Both repositories can be extended via extension methods, so that plugins can light-up additional data access paths.

They also share the following features:

Here's an example combining a few of these features, which prior to this release would have required dependencies on 7 different services to be injected:

public async Task RegisterUser(string email, string password)
    var exampleRoleId = await _advancedContentRepository
        .Map(r => r.RoleId)

    using (var scope = _advancedContentRepository
        await _advancedContentRepository
            .AddAsync(new AddUserCommand()
            Email = email,
            Password = password,
            UserAreaCode = MemberUserArea.AreaCode,
            RoleId = exampleRoleId

        // some other things

        await scope.CompleteAsync();

You can find out more in the data access docs.


Deprecated code will be removed in an upcoming release.

IAsyncCommandHandler, IAsyncQueryHandler

Handler names have been changed to remove the reference to "Async". When we used to target .NET Framework we needed sync handlers, but they are no longer necessary in .NET Core.

  • IAsyncQueryHandler is now IQueryHandler
  • IAsyncCommandHandler is now ICommandHandler


The individual entity repositories have now been replaced by IContentRepository and are now marked as deprecated.

Breaking changes

Internal Namespace

We've started moving some code to an Internal namespace to better indicate that these classes are not for general use. This includes classes such as handler and service implementations, which should not be referenced directly.

Although Microsoft are in the process of removing all their "Pubternal" namespaces, for us I think it's a good way to keep all our code accessible while clearly defining what is and is not part of the public API surface.


We've updated some of the terms used in asset file type validation to put them inline with current standards:

  • AssetFileTypeValidation.Whitelist is now AssetFileTypeValidation.Allowlist
  • AssetFileTypeValidation.Blacklist is now AssetFileTypeValidation.Blocklist

If you've customized AssetFilesSettings.FileExtensionValidation or AssetFilesSettings.MimeTypeValidation, you may need to update your settings.

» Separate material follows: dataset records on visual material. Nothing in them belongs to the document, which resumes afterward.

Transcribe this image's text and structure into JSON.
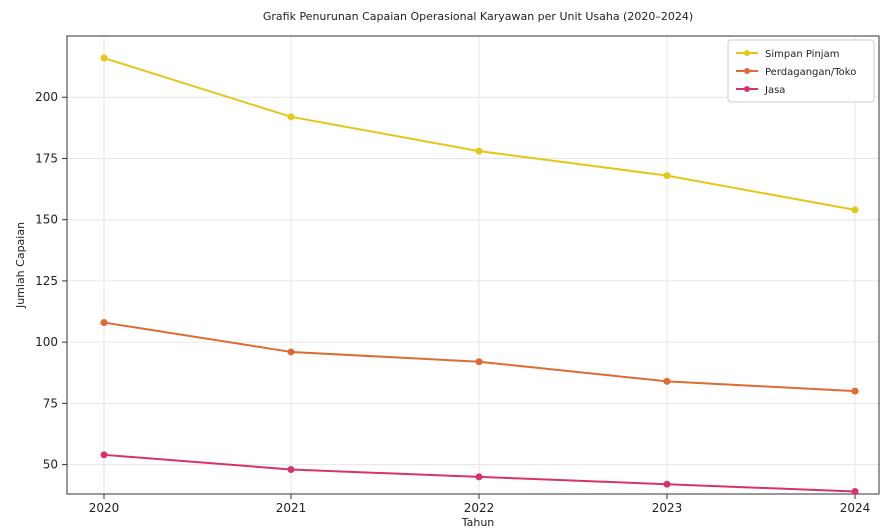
{
  "chart_data": {
    "type": "line",
    "title": "Grafik Penurunan Capaian Operasional Karyawan per Unit Usaha (2020–2024)",
    "xlabel": "Tahun",
    "ylabel": "Jumlah Capaian",
    "categories": [
      "2020",
      "2021",
      "2022",
      "2023",
      "2024"
    ],
    "yticks": [
      50,
      75,
      100,
      125,
      150,
      175,
      200
    ],
    "ylim": [
      38,
      225
    ],
    "grid": true,
    "legend_position": "top-right",
    "series": [
      {
        "name": "Simpan Pinjam",
        "color": "#e6c619",
        "values": [
          216,
          192,
          178,
          168,
          154
        ]
      },
      {
        "name": "Perdagangan/Toko",
        "color": "#e06a34",
        "values": [
          108,
          96,
          92,
          84,
          80
        ]
      },
      {
        "name": "Jasa",
        "color": "#d6336c",
        "values": [
          54,
          48,
          45,
          42,
          39
        ]
      }
    ]
  }
}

PropertyValidationErrorException is now ValidationErrorException

We've improved some of our validation error classes in include a new ErrorCode string property. This is useful in web APIs where the error is serialized, making it easier for JavaScript front-ends to handle specific types of validation errors.

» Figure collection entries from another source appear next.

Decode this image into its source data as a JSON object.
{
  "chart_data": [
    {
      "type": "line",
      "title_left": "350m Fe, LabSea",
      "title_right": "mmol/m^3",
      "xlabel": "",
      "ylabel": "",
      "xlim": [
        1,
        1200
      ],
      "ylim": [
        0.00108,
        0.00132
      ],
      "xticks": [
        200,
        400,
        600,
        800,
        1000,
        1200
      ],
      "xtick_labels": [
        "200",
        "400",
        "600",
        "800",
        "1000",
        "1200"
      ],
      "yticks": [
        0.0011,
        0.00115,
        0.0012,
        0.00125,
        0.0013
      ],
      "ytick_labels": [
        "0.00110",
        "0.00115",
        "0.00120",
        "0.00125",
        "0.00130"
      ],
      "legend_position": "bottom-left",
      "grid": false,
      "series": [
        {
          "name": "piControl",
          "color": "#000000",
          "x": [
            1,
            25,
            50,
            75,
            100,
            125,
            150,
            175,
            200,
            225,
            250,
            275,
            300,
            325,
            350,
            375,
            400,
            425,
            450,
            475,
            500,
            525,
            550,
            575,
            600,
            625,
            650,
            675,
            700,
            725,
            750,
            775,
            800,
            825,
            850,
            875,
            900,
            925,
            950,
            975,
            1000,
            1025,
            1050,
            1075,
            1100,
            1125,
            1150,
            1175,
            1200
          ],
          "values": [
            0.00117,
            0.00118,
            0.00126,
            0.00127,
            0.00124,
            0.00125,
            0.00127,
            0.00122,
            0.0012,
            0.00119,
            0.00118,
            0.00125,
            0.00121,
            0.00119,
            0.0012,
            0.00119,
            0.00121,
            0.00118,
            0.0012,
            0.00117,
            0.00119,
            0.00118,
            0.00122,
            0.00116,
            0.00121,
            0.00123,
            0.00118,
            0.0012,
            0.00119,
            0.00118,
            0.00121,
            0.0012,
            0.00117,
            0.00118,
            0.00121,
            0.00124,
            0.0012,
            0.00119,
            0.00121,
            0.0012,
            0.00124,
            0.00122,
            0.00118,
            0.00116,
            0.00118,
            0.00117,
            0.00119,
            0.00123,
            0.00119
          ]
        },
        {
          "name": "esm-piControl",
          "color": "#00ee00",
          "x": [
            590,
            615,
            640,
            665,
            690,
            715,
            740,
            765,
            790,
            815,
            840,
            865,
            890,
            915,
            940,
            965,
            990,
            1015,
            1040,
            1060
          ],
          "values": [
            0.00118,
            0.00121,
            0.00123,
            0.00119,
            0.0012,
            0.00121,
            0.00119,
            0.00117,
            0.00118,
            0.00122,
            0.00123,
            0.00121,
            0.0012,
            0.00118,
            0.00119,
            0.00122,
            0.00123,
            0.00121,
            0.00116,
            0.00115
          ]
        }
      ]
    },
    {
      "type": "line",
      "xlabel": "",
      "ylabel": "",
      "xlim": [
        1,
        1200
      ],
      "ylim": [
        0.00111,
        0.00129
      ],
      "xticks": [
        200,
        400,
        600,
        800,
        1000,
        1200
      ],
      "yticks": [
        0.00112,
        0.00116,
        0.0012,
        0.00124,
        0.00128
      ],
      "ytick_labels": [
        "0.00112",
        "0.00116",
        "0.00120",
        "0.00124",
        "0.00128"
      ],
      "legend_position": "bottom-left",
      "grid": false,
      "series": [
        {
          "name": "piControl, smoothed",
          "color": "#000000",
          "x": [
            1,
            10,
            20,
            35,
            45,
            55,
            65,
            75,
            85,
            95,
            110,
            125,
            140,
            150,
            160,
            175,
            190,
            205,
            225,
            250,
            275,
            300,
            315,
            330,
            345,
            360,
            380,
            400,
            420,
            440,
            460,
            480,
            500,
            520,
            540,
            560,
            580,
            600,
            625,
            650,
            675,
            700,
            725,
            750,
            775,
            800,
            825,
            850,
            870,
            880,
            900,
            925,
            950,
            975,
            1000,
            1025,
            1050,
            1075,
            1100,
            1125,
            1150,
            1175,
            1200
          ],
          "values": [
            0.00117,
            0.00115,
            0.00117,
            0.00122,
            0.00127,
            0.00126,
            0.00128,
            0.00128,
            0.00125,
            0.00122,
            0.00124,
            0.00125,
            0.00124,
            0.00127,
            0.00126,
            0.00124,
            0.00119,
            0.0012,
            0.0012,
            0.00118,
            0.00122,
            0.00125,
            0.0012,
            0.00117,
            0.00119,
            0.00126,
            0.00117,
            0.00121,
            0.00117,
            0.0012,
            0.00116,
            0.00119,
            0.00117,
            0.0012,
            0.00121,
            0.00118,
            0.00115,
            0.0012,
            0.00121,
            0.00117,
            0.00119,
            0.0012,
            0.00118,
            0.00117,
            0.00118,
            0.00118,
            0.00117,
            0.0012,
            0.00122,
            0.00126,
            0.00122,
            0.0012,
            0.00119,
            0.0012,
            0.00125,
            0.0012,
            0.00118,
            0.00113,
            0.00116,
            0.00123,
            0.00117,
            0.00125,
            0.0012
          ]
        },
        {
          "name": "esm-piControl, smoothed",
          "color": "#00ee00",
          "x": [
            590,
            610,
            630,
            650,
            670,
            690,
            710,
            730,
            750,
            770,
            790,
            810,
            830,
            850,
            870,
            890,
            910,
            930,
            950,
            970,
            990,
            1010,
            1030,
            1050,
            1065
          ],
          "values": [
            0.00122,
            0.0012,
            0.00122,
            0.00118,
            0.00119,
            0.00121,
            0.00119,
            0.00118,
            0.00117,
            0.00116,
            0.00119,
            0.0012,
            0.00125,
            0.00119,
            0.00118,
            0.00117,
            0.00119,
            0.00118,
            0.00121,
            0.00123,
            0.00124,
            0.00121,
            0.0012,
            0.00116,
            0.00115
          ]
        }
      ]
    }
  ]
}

To enable this feature we have restructured this area a little and PropertyValidationErrorException has changed to be ValidationErrorException

TransactionScopeManager: default isolation changed from Serializable to ReadCommitted

The default transaction scope isolation of Serializable is not ideal and not aligned with the SQLServer default. We have therefore decided to change it to ReadCommited.

We've also added ways to override this behaviour by default and on a per-use basis. See the Transactions section of the docs for more information on how to do this.

Notice on .NET 5 and .NET 6

Having been burnt a little with the support cycle around .NET Core 2.2 we are now only going to target LTS .NET releases. This means that we will not move to .NET 5 and instead wait for the .NET 6 LTS release.